一先ず俺が納得した返事をすると、マスターは本題に入った。


「頑張ってね。あとトレードなんだけど何人送れるかしら?」

「アマテラス、何人行けそう?」

「え?言われれば結構いけるよ~。」

「じゃ、3人でお願いしようかしら。」


そうして俺は例によって適当に選ばれた3人の死ぬ寸前だった子供のユニットをマスターに送り、代わりに3人のおっさんユニットが送られて来た。


「ちょっと素行は悪いけどかなり腕のいい剣士だからよろしくね!」

「え?素行が悪いとか迷惑野郎ですか?俺に邪魔者押し付けてます?」

「ほら、そっちって修羅の国じゃない?多少肝っ玉の太い漢の方が生き残りやすいと思って。思いやりよ、お・も・い・や・り♡」


うーむ、なんか丸め込まれた感じするけど、確かに前回は瞬殺だったしな。

それに戦争起こそうってのに争いの一つや二つ大した問題じゃないな。


「じゃ、常之ちゃんありがとね!また結果が出たら報告するわ♡」

「はい、報告楽しみにしてます。

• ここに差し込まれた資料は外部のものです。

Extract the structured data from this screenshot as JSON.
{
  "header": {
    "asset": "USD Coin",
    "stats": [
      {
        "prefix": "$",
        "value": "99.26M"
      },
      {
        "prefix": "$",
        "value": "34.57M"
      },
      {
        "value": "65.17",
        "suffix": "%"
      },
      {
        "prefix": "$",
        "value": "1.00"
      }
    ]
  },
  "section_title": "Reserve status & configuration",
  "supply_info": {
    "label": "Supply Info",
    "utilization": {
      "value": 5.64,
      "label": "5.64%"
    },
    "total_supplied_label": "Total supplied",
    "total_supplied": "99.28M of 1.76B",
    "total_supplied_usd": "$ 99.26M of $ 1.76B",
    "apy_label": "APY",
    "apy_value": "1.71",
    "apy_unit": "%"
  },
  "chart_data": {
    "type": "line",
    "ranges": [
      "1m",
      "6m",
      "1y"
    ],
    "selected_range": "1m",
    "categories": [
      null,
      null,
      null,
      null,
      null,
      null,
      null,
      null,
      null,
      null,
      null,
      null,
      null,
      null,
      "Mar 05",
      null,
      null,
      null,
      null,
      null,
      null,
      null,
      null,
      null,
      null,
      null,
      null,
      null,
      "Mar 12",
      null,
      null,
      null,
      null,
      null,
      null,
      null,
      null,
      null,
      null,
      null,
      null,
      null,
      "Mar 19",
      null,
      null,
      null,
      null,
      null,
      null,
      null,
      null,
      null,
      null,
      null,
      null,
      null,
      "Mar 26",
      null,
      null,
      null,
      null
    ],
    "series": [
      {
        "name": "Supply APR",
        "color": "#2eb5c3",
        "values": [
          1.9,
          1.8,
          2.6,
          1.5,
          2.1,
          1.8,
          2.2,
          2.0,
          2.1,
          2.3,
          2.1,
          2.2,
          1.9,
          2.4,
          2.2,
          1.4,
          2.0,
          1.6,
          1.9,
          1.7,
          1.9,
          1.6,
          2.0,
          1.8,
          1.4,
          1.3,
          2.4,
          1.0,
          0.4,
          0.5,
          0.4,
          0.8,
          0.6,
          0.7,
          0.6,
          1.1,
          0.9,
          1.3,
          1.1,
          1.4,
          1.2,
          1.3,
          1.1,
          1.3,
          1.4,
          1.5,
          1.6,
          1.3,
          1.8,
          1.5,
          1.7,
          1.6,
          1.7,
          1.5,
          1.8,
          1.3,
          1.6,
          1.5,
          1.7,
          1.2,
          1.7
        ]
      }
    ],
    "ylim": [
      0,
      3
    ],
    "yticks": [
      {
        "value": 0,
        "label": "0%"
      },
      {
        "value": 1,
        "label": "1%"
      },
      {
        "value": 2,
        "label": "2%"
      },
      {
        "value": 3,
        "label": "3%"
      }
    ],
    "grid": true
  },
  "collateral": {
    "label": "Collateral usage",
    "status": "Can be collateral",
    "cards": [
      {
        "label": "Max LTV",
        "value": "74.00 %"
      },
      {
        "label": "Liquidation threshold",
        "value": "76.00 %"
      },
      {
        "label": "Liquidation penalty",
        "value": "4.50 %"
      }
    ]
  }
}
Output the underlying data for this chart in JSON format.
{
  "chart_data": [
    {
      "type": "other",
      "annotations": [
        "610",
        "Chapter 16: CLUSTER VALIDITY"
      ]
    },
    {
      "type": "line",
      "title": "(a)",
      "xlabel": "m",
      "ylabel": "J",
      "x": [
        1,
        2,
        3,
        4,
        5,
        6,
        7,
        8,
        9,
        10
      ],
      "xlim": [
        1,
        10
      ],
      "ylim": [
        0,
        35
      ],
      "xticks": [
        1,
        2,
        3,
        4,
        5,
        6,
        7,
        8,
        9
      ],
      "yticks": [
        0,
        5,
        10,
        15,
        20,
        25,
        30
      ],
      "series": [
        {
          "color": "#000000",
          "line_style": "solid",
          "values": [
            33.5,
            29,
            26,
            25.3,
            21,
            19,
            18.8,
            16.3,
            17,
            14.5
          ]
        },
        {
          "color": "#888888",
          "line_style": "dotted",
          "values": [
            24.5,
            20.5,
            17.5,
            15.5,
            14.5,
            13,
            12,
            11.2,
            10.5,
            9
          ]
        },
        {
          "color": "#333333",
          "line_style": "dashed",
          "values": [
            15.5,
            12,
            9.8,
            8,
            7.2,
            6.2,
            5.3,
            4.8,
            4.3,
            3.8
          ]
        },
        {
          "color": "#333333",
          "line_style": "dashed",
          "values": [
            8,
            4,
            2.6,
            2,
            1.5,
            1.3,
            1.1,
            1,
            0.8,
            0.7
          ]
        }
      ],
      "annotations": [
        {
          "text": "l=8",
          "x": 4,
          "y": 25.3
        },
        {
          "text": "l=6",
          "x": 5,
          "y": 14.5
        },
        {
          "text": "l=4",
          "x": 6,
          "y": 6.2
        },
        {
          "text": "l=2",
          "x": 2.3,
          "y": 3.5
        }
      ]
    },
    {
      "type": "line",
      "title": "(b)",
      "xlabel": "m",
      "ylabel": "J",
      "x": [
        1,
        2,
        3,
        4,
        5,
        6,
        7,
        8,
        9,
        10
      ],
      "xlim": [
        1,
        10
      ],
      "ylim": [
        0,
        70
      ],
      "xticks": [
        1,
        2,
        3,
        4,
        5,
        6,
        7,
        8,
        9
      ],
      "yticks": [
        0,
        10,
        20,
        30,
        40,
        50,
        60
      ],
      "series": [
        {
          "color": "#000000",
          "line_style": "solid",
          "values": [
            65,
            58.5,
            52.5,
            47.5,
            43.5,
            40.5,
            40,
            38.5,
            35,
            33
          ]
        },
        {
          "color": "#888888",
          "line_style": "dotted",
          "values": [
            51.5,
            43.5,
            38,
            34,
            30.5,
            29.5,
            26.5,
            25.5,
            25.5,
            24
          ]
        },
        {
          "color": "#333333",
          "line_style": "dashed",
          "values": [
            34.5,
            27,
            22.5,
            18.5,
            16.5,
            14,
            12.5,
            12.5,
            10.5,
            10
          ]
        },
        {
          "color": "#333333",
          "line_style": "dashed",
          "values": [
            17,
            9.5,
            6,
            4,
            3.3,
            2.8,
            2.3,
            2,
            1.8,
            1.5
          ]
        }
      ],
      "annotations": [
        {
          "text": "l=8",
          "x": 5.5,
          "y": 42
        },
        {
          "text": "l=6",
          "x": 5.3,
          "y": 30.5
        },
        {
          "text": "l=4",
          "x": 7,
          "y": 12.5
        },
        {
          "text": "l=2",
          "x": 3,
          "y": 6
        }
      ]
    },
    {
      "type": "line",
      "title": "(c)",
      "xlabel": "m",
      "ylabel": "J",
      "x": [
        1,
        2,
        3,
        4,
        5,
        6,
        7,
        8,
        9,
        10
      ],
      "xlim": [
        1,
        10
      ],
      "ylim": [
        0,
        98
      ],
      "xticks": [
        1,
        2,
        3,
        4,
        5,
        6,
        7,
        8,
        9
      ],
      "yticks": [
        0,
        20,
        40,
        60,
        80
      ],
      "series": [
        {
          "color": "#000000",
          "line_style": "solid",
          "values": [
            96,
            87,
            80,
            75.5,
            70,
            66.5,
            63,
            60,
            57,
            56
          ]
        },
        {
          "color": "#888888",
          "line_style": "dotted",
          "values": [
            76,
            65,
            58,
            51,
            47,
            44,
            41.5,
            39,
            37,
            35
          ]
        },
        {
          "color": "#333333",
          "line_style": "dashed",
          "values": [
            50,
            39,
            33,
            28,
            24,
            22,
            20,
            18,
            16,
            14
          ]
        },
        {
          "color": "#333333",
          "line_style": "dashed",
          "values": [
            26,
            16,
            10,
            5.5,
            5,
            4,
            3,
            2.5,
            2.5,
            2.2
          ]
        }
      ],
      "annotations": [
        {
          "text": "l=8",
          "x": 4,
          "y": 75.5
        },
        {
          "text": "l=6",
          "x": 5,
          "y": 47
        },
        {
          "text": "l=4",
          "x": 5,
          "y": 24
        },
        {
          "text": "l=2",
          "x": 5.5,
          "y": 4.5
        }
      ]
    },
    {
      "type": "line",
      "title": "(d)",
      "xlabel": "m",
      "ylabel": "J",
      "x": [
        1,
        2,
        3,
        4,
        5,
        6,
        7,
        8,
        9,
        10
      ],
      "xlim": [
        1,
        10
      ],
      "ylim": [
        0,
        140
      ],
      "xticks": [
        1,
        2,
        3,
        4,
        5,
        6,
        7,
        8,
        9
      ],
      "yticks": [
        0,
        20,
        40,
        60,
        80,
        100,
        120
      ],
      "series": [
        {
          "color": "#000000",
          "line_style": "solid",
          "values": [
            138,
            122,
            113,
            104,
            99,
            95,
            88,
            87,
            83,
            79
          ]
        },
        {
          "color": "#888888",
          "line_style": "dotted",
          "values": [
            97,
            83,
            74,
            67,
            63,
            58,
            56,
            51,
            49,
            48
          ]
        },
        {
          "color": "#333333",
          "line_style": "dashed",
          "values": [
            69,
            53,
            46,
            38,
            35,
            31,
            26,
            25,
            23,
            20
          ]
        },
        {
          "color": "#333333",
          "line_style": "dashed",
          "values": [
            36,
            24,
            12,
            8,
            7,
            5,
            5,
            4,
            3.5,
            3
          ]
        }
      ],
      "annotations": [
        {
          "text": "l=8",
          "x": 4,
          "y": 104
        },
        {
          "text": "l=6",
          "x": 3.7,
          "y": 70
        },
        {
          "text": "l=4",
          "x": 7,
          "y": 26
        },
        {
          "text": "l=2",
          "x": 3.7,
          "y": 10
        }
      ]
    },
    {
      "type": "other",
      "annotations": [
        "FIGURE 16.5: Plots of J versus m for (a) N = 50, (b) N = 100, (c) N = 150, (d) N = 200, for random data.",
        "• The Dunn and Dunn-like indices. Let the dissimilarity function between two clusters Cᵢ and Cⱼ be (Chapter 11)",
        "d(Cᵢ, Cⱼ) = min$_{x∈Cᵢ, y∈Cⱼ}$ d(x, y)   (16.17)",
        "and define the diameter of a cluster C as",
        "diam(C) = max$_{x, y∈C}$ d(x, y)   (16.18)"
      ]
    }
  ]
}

」


マスターとの会話を終えるとアマテラスが早速儀式を始めようとしていた。

しかし、俺はそれをちょっと止めた。

「アマテラス、なんか素行悪いらしいし、今回は言葉だけ喋れる様にしてそのまま送っちゃっていいよ。」


「え?それでもいいんですか?」

「あ、うん。なんかマスターも増田も気絶したまま送ってたらしいし。」

アマテラスはちょっと微妙な顔をして頷いた。


「国之さま、技能変更とかもそのまま?」

「そうだな、一応ちょっとだけいじっておくか。」


俺は彼らの技能の内魔法に関する物を全て剣技の技能に書き換えて送り出す事にした。


「おし、じゃ、修羅の国ローメンにでも送っておいてくれ。」

「了解だよ!」


こうしてマスターから送られた3人のユニットはかなり適当にローメンへと送られたのであった。